UAE: Up to Dh1-million fine, jail for selling counterfeit goods


Counterfeit goods are a global challenge, especially for countries that are major trading hubs.

The UAE also sees goods worth billions of dollars being imported into the country and exported and re-exported worldwide yearly. The government has implemented stringent measures and legislation to ensure that no counterfeit goods are passing through the UAE borders.

It is estimated that the counterfeit goods market is valued at $2-3 trillion, impacting companies and individuals.

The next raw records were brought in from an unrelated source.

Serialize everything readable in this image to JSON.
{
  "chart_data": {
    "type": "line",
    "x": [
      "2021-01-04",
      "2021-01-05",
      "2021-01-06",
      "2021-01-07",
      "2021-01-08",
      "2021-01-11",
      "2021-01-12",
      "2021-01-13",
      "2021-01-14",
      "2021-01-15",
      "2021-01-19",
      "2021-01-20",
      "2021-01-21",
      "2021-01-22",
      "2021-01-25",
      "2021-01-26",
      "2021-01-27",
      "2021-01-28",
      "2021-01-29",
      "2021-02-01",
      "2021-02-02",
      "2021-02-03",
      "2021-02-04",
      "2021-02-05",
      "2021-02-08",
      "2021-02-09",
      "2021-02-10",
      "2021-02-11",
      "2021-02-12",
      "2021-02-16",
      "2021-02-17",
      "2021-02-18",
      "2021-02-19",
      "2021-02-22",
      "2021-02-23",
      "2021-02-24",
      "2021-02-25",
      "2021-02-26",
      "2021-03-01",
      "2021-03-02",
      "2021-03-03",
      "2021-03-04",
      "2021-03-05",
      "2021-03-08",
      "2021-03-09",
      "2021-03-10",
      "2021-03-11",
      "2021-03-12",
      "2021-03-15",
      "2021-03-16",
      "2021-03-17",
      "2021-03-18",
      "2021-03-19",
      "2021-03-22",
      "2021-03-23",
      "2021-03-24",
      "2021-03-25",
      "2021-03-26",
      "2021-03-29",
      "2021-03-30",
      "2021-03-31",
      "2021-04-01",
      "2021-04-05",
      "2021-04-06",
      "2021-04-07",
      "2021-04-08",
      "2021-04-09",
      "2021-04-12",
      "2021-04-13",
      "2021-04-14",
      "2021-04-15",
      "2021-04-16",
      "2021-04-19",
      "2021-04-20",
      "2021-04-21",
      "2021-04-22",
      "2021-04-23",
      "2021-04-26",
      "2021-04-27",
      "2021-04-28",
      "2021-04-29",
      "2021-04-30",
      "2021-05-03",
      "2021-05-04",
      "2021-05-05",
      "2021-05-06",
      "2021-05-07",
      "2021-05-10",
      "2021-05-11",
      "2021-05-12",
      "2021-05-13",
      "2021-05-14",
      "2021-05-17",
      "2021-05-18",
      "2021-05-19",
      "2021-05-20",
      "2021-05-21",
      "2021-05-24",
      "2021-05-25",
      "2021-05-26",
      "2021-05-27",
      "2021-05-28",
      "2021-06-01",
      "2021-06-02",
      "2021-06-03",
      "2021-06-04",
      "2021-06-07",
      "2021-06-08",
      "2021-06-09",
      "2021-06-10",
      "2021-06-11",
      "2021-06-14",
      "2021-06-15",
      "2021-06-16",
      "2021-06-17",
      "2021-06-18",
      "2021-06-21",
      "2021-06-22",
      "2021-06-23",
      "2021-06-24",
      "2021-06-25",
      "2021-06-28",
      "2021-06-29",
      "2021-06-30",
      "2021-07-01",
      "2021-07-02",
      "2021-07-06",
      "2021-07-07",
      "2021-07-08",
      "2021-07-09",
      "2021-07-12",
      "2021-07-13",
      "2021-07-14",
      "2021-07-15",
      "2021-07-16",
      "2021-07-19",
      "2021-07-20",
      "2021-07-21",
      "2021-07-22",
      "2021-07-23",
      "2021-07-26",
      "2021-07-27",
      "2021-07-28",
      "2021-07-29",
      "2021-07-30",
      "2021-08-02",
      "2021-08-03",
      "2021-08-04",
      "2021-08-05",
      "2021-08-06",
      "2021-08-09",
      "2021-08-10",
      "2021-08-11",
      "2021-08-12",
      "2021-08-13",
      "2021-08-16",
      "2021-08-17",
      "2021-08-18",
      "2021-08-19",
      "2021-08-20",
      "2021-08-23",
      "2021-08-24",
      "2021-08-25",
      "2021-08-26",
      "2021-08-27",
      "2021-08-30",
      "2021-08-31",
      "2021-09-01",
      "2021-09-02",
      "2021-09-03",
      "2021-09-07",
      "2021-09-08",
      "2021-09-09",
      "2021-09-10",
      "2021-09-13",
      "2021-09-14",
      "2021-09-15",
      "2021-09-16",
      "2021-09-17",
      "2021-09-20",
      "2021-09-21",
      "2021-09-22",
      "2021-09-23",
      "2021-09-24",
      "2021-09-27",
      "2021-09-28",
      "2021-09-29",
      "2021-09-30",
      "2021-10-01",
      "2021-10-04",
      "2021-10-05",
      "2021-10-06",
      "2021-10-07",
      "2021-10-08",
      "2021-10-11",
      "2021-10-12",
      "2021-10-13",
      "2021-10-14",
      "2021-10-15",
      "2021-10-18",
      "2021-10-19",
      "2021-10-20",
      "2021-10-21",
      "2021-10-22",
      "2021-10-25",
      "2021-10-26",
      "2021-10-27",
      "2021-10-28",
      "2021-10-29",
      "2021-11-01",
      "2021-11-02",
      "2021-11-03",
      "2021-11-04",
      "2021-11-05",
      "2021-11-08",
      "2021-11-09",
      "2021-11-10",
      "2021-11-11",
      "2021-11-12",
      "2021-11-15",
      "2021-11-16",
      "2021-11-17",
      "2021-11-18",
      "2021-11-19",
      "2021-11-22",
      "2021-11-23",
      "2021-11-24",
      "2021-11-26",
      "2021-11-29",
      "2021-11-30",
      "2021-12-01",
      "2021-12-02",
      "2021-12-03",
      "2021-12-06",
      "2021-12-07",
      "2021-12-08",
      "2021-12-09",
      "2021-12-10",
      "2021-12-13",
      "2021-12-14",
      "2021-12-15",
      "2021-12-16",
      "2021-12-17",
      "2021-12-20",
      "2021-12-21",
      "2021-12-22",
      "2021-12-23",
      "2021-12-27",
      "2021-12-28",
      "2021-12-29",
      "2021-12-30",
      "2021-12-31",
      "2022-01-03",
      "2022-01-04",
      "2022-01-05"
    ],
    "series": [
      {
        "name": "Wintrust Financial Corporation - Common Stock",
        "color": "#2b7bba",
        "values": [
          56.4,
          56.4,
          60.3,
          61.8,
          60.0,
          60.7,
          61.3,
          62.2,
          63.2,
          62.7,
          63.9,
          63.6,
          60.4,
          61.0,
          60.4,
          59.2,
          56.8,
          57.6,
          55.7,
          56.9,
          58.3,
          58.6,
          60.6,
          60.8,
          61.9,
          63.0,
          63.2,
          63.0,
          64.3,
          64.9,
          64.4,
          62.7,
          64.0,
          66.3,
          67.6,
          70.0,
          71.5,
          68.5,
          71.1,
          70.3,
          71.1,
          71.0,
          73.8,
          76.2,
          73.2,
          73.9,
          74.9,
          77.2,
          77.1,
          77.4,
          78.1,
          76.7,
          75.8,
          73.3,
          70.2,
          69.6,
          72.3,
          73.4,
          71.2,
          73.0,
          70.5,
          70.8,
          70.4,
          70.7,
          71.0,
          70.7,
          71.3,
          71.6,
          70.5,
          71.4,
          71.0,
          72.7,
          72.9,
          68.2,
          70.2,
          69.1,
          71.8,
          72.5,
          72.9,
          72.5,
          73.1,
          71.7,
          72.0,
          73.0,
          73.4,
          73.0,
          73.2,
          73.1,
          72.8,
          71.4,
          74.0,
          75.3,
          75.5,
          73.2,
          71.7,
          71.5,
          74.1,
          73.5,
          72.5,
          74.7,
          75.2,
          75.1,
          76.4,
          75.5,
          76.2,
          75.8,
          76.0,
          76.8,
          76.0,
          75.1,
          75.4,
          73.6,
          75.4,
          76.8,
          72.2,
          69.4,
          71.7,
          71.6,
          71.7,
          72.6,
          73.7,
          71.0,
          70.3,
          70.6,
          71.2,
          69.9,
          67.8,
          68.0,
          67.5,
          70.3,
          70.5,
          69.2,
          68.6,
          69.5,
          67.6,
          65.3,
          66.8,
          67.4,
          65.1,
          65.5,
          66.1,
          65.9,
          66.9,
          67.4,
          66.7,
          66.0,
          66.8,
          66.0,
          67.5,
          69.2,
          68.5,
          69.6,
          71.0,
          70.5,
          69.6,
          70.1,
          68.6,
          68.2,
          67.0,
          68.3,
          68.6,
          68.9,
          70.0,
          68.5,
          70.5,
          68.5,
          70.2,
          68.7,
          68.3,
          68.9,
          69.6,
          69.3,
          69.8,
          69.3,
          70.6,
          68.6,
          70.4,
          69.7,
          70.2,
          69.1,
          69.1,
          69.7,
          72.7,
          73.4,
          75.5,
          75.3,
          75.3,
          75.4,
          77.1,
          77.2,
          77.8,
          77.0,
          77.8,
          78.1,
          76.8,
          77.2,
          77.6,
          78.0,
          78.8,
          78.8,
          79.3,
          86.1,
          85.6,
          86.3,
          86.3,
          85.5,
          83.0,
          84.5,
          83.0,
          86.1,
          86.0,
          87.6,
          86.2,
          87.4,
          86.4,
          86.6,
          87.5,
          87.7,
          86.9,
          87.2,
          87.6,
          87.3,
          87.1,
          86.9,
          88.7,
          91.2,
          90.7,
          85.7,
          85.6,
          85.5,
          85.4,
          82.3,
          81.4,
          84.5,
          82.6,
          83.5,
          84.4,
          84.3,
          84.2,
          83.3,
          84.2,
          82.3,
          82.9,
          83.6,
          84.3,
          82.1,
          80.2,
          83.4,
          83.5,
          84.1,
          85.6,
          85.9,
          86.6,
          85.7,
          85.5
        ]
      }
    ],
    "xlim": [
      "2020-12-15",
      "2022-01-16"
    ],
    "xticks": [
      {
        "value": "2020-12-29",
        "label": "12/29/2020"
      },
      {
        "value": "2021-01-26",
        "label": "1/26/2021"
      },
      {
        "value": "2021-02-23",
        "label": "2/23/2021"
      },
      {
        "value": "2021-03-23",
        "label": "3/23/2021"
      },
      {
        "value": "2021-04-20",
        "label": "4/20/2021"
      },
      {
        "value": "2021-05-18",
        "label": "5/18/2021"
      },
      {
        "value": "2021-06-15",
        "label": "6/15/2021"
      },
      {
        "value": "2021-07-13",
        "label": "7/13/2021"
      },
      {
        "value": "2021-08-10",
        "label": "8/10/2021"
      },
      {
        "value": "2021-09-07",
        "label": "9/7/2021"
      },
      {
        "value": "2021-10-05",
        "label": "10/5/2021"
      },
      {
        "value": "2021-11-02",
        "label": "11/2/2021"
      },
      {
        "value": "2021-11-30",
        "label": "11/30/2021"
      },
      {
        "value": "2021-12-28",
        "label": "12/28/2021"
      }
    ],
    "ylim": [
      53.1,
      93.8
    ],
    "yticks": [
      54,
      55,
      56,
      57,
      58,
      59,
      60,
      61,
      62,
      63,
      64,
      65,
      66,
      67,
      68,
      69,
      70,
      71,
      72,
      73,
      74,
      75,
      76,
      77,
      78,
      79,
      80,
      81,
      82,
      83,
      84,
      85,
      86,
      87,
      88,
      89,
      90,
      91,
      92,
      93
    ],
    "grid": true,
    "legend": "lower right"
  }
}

In the UAE, it is the moral responsibility of the residents to report counterfeit goods to the Economic Crimes Section at the UAE Ministry of Interior, containing information about the counterfeit goods and the circumstances of their discovery, said Mahmood Shakir Al Mashhadani, senior associate, Galadari Advocates and Legal Consultants.

If large volumes of counterfeit goods are found in warehouses or containers, the goods will be seized and moved to an alternative storage facility.

“The accused is responsible for any costs relating to storage, transportation, and disposal of the seized goods,” he said, adding that complainants have the right to file civil lawsuits once the criminal judgement has been finalised and claim compensation for the damages.

Moreover, in some cases, a court-appointed expert may estimate losses, and a consultancy report can support damages claims. The plaintiff may also make his own report with an external expert and submit it to the court.


Al Mashhadani added that penalties for possessing and selling counterfeit goods are at the court’s discretion, including fines, confiscation, destruction, imprisonment and deportation.

He explained that Article 49 of Federal Decree Law No. 36 of 2021 on Trademarks imposes severe penalties, including imprisonment and a fine of no less than Dh100,000 and not more than Dh1 million, or either of these two.

These penalties will be levied for forging a trademark that was registered in accordance with the provisions of this Decree-Law or counterfeiting a trademark in a way that leads to confusing the public, whether, in respect of the goods or services distinguished by the original trademark or those that are similar thereto, he said.

The violators will also be subject to the penalty for knowingly using a forged or counterfeit trademark for commercial purposes and knowingly importing or exporting goods bearing a forged or counterfeit Trademark, among others.

Al Mashhadani added that the accused is responsible for providing evidence of their lack of knowledge about the counterfeit nature of the goods or informing the exporter.